5. Comment letter: "Prop. Reg. 1.401(a)(9)-4, A-4(a) talks about a beneficiary who was a beneficiary at the date of death but is not a beneficiary due to a disclaimer. Must such a disclaimer be a qualified disclaimer in accordance with the rules of Sec. 2518?"

Final regs: Reg 1.409(a)(9)-4, A-4(a) talks about a person disclaiming an employee’s benefit "pursuant to a disclaimer that satisfies section 2518...", not being taken into account in determining the designated beneficiary on the determination date. So the answer to the question in the comment letter is "yes".

6. Comment letter: "Do these new regulations apply to beneficiaries of decedents who died prior to January 1, 2001?"

Final regs: Reg 1.409(a)(9)-1, A-2(b)(1) says that the final regs apply to beneficiaries even if the account holder died before January 1, 2003. For 2003 and later years, the designated beneficiary will be determined under the final regs, and the distribution period will be restated to conform to the new tables. Beneficiaries who are under the five year rule may switch to the lifetime payout if the plan permits, provided that any amounts that should have been distributed under the lifetime payout, are distributed by earlier of December 31, 2003, or the date that the five year payout would have had to been completed.

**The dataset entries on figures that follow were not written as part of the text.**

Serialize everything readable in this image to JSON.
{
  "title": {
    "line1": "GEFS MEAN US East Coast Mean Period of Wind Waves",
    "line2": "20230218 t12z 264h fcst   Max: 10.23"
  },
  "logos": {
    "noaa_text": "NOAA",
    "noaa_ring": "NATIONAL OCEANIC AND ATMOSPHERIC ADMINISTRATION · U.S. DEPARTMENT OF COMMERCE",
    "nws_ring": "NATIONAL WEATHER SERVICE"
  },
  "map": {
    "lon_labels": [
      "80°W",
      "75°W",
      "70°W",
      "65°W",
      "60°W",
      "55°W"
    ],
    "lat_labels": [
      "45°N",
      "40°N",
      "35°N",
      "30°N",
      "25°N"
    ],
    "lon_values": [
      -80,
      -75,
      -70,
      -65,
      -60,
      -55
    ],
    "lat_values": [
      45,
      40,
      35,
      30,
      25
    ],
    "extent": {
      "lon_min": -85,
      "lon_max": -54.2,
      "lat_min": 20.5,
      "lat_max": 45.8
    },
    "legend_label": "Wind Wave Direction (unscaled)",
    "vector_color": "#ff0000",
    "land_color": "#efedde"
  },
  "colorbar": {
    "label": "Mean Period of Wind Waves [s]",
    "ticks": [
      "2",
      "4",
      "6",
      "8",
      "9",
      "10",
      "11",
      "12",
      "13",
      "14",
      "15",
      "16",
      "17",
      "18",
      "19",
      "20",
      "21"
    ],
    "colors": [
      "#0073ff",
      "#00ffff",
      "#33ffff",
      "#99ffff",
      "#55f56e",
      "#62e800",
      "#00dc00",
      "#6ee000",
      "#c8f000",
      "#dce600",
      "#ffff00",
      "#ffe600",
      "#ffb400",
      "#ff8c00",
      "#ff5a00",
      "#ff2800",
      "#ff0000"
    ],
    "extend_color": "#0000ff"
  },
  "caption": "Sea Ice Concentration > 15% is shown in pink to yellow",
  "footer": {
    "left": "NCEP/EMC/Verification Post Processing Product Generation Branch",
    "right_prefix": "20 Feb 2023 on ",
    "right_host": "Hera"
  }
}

7. Comment letter: "The rules for having the custodians compute the annual minimum required distribution have to take into account things like outstanding rollovers, and recharacterized Roth conversions. Otherwise an individual can avoid having the custodian report a required distribution by converting his IRA to a Roth every December, and recharacterizing it back to the traditional IRA by the following April 15th."

Final regs: The final regs do not require the custodian to report the minimum required distribution to the IRS. Starting in 2004, custodians will merely have to note on Form 5498 that the IRA holder is required to take a minimum required distribution. However, starting in 2003, the custodian will either have to notify the IRA holder of the amount of the minimum required distribution, or notify the IRA holder that the custodian will compute the minimum required distribution for the IRA holder on request. There is no reporting requirements for Roth IRAs or IRAs of deceased IRA holders. The reporting requirements are listed in Notice 2002-27, 2002-18 IRB 1.

8. Comment letter: "Although it seems clear from the preamble to the proposed regulations that splitting retirement accounts after death when there are multiple beneficiaries is anticipated, the technical language of Prop. Reg. 1.408-(a)(9)-8, A-2 is not clear. For the sake of clarity, I request that the proposed regulations reflect that if an account with multiple beneficiaries is split into separate accounts prior to December 31st of the year after the year of the account holder’s death, each beneficiary will be a designated beneficiary for their separate account."

Final regs: Reg 1.409(a)(9)-8, Q&A-2 & 3, discusses separate shares and treating each beneficiary as a designated beneficiary of their separate share. The account can be split up to December 31st of the year after the year of the account holder’s death. However, the determination date is September 30th, so there appears to be a question of how to determine a minimum required distribution when the account is split between October 1st and December 31st of the year after the year of death of the account holder.